The updateof the 3.0 standard will offer speeds up to 10Gbps and will maintain backwards compatibility
USB 3.0, the third generation of the USB standard for connecting devices to PCs and power supplies will go twice as fast, reaching speeds up to 10Gbps, the USB 3.0 Promoter Group (USB-PG) announced at the Consumer Electronics Show (CES) in Las Vegas.
The promise could put USB on a par with the Thunderbolt connector, which was developed by Apple and Intel and released in 2011. The standard is expected to be finalised by the middle of this year, with the first devices supporting 10Gbps throughput coming in the first half of 2014.
Meanwhile, the USB Implementers Forum (USB-IF) has announced that the number of USB 3.0 certified devices has doubled in the past 12 months.

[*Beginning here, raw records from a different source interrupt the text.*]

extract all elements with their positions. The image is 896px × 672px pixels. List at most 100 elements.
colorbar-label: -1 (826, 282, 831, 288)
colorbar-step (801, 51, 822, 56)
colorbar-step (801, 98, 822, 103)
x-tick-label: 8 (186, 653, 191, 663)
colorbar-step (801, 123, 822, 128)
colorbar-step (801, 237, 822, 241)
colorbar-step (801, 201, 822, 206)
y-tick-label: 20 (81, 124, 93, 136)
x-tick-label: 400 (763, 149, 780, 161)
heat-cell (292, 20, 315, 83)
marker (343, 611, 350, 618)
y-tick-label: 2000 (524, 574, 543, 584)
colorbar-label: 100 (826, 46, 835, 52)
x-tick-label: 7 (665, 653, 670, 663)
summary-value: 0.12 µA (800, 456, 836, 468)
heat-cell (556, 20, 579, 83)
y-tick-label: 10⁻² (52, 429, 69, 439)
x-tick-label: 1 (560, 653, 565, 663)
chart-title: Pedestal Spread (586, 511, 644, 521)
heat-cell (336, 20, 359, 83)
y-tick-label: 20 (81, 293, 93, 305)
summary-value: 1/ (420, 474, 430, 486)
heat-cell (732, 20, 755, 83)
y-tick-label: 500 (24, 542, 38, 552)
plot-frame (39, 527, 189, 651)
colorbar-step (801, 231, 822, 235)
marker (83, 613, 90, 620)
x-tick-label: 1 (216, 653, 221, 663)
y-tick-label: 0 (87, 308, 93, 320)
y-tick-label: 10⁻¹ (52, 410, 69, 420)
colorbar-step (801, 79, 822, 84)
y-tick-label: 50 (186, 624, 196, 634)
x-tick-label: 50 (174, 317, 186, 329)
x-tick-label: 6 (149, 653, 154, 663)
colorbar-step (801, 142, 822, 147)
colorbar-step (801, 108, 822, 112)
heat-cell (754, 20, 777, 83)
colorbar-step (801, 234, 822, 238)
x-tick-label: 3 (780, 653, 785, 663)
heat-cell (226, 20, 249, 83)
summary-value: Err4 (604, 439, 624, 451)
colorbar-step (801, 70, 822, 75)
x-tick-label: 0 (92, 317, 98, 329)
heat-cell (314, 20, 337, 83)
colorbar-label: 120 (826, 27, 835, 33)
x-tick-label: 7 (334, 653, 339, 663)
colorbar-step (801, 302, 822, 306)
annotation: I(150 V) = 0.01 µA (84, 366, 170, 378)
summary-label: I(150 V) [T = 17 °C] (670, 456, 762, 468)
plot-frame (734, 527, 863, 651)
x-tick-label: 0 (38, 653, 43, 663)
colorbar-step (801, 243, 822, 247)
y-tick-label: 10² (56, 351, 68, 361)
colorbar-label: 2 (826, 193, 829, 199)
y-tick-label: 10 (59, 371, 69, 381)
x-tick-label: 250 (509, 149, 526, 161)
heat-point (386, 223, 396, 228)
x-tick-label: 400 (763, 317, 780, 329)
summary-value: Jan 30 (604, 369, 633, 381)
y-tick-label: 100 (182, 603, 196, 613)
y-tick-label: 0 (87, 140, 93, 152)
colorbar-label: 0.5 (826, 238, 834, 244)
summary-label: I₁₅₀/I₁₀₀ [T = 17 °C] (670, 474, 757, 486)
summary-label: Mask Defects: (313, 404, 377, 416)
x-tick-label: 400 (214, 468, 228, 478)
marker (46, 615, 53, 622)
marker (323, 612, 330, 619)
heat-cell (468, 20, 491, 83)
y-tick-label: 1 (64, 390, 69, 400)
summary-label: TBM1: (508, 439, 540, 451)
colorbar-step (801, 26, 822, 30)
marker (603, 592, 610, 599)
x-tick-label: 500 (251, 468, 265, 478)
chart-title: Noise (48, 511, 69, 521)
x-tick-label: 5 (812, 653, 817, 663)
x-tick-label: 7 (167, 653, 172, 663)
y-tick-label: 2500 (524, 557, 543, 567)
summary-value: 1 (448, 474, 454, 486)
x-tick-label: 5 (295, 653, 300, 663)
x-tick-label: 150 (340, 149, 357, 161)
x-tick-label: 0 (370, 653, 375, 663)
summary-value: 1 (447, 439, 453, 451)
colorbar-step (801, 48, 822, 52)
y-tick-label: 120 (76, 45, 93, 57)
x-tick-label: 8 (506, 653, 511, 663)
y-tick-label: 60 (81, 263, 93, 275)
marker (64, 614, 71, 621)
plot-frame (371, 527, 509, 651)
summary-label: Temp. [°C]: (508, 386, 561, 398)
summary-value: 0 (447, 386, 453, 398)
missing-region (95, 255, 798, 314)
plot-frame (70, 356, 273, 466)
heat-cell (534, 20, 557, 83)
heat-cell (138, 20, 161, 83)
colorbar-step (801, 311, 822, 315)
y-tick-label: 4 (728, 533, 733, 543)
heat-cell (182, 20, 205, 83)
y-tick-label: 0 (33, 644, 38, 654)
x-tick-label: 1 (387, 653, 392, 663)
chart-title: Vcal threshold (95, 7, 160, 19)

USB-PG is the organisation that developed the original USB 3.0 standard back in 2008, and has been updating it ever since. It consists of HP, Intel, Microsoft, Renesas Electronics, ST-Ericsson and Texas Instruments. Just last year, USB-PG added the ability to transfer up to 100 Watts of power through the familiar blue socket, enabling convenient charging of laptops and other power-hungry devices.
Now, the group has enhanced the standard to offer higher transfer speeds, while keeping backwards compatibility with existing USB 3.0 hubs and devices, as well as USB 2.0 products.
The updated USB 3.0 will feature improved data encoding, resulting in higher throughput and better power efficiency. It will, however, remain compatible with all existing software stacks and device class protocols.